Beijing responded positively to Duterte's toned down remarks on the disputes and the ruling, offering Manila $24 billion worth of investments when Duterte visited China in October last year.

China also resumed its importation of Philippine-produced agricultural products, such as pineapples and bananas, aside from the multi-billion dollar loans it offered.

Former Solicitor General Florin Hilbay, who argued the Philippines' case before the tribunal, said in a message Wednesday that the first anniversary of the tribunal's award "marks a year of disappointment after disappointment after our victory at The Hague."

"The current administration seems to have adopted a policy of defeatism and a mindset of non-enforcement of the award. Filipinos haven't seen any forward movement for the Philippines and there has been no pushback against China's continued aggression," he said.

Jay Batongbacal, director of the University of the Philippines' Institute for Maritime Affairs and Law of the Sea, warned of several points of no return in Duterte's policies towards China.

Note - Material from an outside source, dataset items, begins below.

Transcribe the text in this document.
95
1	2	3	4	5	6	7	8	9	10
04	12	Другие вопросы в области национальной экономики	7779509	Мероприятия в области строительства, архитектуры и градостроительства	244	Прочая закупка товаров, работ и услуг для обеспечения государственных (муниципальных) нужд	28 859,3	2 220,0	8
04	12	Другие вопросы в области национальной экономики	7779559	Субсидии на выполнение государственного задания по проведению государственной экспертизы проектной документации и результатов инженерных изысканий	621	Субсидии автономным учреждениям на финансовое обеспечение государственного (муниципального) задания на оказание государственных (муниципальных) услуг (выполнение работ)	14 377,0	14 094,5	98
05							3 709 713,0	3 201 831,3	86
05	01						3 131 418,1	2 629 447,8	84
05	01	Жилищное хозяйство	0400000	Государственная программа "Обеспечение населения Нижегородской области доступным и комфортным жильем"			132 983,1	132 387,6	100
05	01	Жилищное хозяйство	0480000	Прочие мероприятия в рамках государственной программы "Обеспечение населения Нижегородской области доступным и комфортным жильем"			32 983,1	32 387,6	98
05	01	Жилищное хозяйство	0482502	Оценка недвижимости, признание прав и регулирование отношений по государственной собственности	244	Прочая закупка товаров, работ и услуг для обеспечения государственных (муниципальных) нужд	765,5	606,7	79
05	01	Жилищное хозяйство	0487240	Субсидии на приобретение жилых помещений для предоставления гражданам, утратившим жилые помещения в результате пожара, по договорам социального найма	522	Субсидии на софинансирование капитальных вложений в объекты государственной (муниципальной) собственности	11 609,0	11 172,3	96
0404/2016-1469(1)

Batongbacal cited the environmental damage that China is causing in its reclaimed areas in the South China Sea, as well as the creeping militarization of those areas.

"If it is in respect with militarization, again we are rapidly reaching that point because I think the only thing left for the islands is, first, the activation of the air defense, and second, the basing of actual assets," he said during a forum in Manila hosted by ADR Institute, a local independent think-tank.

Senior Associate Justice Antonio Carpio, who was also part of the Philippine delegation to The Hague, warned of resources being depleted in the areas claimed by the Philippines.

"If China completes its third naval base in the Scarborough Shoal and physically controls the South China Sea and starts extracting the gas, oil, fish and everything there, then when they exhaust it. That is the point of no return," Carpio said, adding that the Philippines would not be able to reacquire what China has taken.

Roilo Golez, a former Philippine national security adviser, told the same forum that the most worrying aspect of the president's approach is that it may lead to the Philippines' forfeiting its legal territorial claim.

"I'm worried because some people are saying that if we temporize too much on asserting our rights under the arbitral tribunal ruling, we might lose by default," he said.

In Beijing, Chinese Foreign Ministry spokesman Geng Shuang told a press conference that bilateral ties between China and the Philippines are "recovering across the board" and both sides are putting efforts into "friendly cooperation in many fields."

The Japanese government's top spokesman reiterated Wednesday the need for the parties involved to abide by the ruling.

"We want to emphasize the importance of making efforts based on international law toward resolving disputes," Chief Cabinet Secretary Yoshihide Suga told a press conference.

Suga said Japan is highly supportive of U.S. "freedom of navigation" exercises, in which U.S. vessels have sailed close to islands and reefs claimed by China in the South China Sea, but has no plans for the Japanese Self-Defense Forces to join in the exercises.